The man who said he knew more about ISIS than the generals and claimed to have stunned dumfounded aides with his scientific acuity prides himself on a mystical instinct to make right calls.

Yet Trump's leadership in the worst domestic crisis since World War II has consistently featured wrong, ill-informed and dangerous decisions, omissions and politically fueled pivots.

"Many very good experts, very good people too, said this would never affect the United States," Trump told CNN's Jim Acosta on Tuesday. "The experts got it wrong. A lot of people got it wrong and a lot of people didn't know it would be this serious."

Such comments are typical of Trump's consistent habit of blaming others for his own poor judgments. For the record, senior Centers for Disease Control and Prevention official Nancy Messonnier warned on February 27 that it was inevitable the disease would reach the US and could be "bad."

The President's deflections on Tuesday are typical of his wider political method of evading responsibility by bending the truth and of creating distractions. They play into what is apparently his most pressing concern -- massaging his own reputation. Such tactics helped him ride out the Russia scandal and impeachment.

But in the depths of the current disorientating times, the deeper liabilities of the President's political approach are being exposed. A hostility to details, a resistance to accepting the advice of experts and for learning the messy intricacies of a crisis that interrupted his own narrative in election year. Bolstering such an impression, the Washington Post reported for instance that multiple references to the threat from the novel coronavirus were embedded into Trump's classified briefings. Either he didn't read them or he chose to ignore them.

Trump's initial failure was to downplay the seriousness of the crisis. But his management of the situation ever since then has raised questions about the extent to which the President has appreciated the multi-front challenge facing the United States and the world.

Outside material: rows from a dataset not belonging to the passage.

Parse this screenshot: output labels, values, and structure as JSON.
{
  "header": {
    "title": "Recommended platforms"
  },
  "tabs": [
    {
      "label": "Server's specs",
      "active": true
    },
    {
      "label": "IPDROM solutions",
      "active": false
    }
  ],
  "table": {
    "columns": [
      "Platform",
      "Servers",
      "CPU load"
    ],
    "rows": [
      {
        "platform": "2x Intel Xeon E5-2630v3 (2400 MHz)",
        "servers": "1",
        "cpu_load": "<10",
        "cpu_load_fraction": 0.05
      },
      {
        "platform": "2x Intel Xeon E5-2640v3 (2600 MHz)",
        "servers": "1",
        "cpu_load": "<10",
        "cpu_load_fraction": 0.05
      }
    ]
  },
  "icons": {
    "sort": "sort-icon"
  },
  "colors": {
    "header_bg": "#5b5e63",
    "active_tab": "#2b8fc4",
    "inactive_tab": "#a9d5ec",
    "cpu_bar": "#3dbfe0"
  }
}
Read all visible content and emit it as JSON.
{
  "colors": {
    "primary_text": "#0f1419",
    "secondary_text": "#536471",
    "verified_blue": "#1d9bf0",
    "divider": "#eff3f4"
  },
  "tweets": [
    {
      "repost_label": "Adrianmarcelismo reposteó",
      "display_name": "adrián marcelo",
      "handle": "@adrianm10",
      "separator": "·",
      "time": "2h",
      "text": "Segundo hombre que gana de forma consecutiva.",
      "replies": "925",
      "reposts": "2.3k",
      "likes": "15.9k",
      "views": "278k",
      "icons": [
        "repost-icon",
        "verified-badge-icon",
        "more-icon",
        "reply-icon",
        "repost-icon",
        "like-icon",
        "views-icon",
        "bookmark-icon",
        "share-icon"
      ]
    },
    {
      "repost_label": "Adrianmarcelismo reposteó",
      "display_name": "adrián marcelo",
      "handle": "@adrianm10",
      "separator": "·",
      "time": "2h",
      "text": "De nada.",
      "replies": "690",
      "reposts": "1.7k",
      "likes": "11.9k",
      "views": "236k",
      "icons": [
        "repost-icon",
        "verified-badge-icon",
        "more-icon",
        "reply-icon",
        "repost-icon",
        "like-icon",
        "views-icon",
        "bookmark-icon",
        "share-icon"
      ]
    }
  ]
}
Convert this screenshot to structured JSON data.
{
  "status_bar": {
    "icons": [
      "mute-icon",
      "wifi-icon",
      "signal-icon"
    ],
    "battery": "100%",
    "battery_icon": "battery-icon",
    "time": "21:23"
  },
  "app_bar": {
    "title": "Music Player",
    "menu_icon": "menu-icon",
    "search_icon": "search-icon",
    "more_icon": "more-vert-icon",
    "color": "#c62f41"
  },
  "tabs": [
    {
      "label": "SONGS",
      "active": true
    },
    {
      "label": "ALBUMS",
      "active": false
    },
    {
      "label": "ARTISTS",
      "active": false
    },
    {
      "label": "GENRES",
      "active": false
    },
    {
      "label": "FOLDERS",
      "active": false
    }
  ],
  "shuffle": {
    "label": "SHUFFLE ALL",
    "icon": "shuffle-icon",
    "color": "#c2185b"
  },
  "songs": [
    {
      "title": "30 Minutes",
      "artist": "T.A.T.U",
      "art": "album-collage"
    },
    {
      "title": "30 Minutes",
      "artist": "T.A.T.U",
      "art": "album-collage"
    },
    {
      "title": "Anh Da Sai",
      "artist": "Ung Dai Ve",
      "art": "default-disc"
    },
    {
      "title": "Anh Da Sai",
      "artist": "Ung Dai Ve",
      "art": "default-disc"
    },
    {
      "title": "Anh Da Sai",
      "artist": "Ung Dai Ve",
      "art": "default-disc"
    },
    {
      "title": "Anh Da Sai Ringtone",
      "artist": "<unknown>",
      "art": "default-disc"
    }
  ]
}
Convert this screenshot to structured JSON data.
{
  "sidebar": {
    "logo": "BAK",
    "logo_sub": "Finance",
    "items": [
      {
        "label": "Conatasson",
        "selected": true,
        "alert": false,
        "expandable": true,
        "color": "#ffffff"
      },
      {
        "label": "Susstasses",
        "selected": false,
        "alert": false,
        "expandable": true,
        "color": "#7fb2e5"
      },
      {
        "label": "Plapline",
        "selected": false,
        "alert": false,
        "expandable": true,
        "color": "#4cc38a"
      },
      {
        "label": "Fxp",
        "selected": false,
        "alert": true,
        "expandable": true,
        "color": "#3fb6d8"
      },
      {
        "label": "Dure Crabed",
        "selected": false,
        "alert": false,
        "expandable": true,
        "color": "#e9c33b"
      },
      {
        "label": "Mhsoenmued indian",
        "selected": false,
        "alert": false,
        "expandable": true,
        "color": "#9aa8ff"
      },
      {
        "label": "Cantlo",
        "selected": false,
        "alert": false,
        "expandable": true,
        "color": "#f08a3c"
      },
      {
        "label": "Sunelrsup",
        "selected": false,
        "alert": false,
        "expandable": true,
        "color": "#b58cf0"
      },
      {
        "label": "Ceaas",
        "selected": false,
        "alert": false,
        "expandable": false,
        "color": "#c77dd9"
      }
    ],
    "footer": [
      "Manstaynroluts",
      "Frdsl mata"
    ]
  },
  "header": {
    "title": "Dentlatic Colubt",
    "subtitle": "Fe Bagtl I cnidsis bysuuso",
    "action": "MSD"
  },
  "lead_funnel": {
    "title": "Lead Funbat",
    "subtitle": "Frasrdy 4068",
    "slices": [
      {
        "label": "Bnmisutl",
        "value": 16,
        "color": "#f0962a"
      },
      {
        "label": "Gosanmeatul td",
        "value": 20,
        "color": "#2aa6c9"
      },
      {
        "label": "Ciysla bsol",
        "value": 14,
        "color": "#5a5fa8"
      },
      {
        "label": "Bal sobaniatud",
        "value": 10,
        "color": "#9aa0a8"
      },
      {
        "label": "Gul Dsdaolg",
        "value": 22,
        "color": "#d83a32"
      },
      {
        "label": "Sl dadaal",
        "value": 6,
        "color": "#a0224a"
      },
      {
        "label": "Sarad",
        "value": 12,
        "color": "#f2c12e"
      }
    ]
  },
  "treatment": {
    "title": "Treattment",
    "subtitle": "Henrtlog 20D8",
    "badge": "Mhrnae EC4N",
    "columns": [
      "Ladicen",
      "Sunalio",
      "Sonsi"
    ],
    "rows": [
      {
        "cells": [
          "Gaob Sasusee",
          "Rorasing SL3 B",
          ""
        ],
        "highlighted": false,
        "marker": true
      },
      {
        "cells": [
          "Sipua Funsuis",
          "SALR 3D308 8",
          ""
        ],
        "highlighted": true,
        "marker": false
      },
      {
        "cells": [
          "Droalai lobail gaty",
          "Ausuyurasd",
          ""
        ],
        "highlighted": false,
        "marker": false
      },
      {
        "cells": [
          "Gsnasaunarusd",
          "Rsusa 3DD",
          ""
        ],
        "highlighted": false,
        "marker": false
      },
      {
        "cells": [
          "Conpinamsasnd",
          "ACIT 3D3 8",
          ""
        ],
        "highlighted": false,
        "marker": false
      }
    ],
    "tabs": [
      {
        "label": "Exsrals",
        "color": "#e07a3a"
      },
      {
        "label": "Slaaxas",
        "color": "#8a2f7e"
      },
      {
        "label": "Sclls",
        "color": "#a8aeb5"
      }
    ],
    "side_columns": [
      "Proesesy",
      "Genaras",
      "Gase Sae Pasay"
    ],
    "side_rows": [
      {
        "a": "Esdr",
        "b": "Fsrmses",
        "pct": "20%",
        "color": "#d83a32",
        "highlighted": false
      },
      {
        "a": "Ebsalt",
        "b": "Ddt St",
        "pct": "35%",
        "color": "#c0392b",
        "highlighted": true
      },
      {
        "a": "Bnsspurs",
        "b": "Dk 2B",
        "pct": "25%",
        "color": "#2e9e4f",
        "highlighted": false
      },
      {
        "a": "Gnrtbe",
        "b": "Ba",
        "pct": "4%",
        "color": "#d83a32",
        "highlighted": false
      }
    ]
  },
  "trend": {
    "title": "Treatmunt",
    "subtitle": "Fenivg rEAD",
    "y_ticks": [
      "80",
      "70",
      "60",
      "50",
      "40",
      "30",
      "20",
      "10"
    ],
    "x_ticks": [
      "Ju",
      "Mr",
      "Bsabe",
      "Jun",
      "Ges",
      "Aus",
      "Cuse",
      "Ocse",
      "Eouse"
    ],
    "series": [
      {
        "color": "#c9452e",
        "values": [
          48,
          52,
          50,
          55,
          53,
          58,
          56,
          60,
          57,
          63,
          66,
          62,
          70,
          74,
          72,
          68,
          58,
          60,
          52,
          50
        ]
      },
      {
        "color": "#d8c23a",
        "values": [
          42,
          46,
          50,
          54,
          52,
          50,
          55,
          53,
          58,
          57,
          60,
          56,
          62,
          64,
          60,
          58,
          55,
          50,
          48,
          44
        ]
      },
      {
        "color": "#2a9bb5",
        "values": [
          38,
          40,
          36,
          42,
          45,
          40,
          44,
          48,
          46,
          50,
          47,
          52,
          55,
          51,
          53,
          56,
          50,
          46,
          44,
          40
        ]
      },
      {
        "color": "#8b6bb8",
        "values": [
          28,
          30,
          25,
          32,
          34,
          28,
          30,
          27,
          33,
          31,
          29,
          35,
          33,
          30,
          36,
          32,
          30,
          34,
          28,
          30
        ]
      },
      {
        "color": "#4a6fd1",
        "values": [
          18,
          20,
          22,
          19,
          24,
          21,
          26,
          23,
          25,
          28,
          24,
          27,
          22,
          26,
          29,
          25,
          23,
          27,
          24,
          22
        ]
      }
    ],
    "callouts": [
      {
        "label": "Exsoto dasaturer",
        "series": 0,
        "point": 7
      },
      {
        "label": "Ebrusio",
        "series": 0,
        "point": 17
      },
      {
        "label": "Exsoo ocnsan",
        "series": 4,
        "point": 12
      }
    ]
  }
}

Humanity is facing three crises at the very least -- medical, economic and social -- that will cause financial and geopolitical reverberations for years. The grim state of the economy was underscored Wednesday morning when it was reported that first-quarter GDP fell 4.8%, the worst contraction since the Great Recession.

Yet Trump says he sees "light at the end of the tunnel" and acts as if America is nearly home free.

The President's minimizing of the current crisis is also shared by his son-in-law Jared Kushner, who predicted that by July the country will be "really rocking again" in a Fox News interview Wednesday.

"The goal here is to get people back to work," he said. "The eternal lockdown crowd can make jokes on television but the reality is, is that the data's on our side and President Trump has created a pathway to safely reopen our country."

Doubts about the seriousness of the administration's response were also revealed in a more trivial, yet still telling, episode on Tuesday when Vice President Mike Pence flouted CDC guidance and chose not to wear a facemask during a visit to the Mayo Clinic in Minnesota. Pence explained that he is frequently tested for Covid-19 so was unlikely to be an asymptomatic carrier of the disease.

But he missed a chance to set an example to the rest of the country.